While there are nuances to each model, a wine cooperative is an enterprise collectively owned by a region’s winegrowers—small, medium and large alike—for mutual benefit. Throughout time, co-ops have not only shared resources and acted in unison for the collective good, but they’ve offered a way to help outsiders access smaller growers and producers that may be unable to promote themselves or would otherwise go unnoticed. Though many have been known to yield compelling wine, they fly under the radar today. If you’re curious about the concept, read on for four historically significant, regional winegrower co-ops to try.

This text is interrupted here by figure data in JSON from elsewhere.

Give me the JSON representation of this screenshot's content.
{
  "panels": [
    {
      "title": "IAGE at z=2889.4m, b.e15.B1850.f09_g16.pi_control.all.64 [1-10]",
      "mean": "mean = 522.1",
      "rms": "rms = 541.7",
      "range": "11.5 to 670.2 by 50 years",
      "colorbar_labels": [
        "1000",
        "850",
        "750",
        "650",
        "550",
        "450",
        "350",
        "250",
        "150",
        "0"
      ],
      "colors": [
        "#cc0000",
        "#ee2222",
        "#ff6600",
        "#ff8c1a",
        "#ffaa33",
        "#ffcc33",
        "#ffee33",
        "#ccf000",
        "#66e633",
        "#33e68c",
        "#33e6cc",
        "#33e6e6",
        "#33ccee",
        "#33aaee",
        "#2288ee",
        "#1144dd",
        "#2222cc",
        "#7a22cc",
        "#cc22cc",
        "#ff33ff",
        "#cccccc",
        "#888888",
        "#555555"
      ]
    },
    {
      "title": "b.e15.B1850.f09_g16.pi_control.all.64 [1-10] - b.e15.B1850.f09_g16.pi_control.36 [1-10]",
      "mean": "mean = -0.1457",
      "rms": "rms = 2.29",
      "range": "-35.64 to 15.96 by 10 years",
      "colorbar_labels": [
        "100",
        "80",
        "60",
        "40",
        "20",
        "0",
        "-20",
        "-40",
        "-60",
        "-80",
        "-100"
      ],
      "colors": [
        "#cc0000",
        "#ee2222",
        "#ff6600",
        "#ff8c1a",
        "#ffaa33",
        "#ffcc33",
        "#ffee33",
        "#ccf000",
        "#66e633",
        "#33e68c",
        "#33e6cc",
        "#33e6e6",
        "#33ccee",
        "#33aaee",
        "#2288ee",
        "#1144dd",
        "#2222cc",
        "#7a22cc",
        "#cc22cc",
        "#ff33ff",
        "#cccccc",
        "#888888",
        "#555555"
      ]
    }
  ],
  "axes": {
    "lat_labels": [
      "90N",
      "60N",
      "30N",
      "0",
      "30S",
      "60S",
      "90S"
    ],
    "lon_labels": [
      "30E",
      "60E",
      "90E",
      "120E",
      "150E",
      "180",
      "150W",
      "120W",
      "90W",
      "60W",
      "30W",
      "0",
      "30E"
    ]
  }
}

Grandes Vinos, Cariñena, Spain
Spread across the hot and rocky countryside of Aragon in Northeastern Spain, are more than 700 small grape growers. Many of these farmers couldn’t tend their old vine plots of Grenache (Garnacha) and Carignan (Cariñena) without the strength-in-numbers support achieved by joining their local cooperatives.
Grandes Vinos was formed in 1997 by several smaller regional co-operatives, which united through the help of government and public interest group funding. Today, five coops share risk and resources through Grandes Vinos management. The winery also provides precision farming guidance, as well as produces, markets and sells the wines.
The collaboration ultimately boosted the quality of Cariñena, allowing for a transition from bulk wine to bottled wines that would appeal to foreign markets. In other words, Grandes Vinos helped farming families go global by landing Cariñena wines on the tables and shelves of America’s restaurants and retail stores.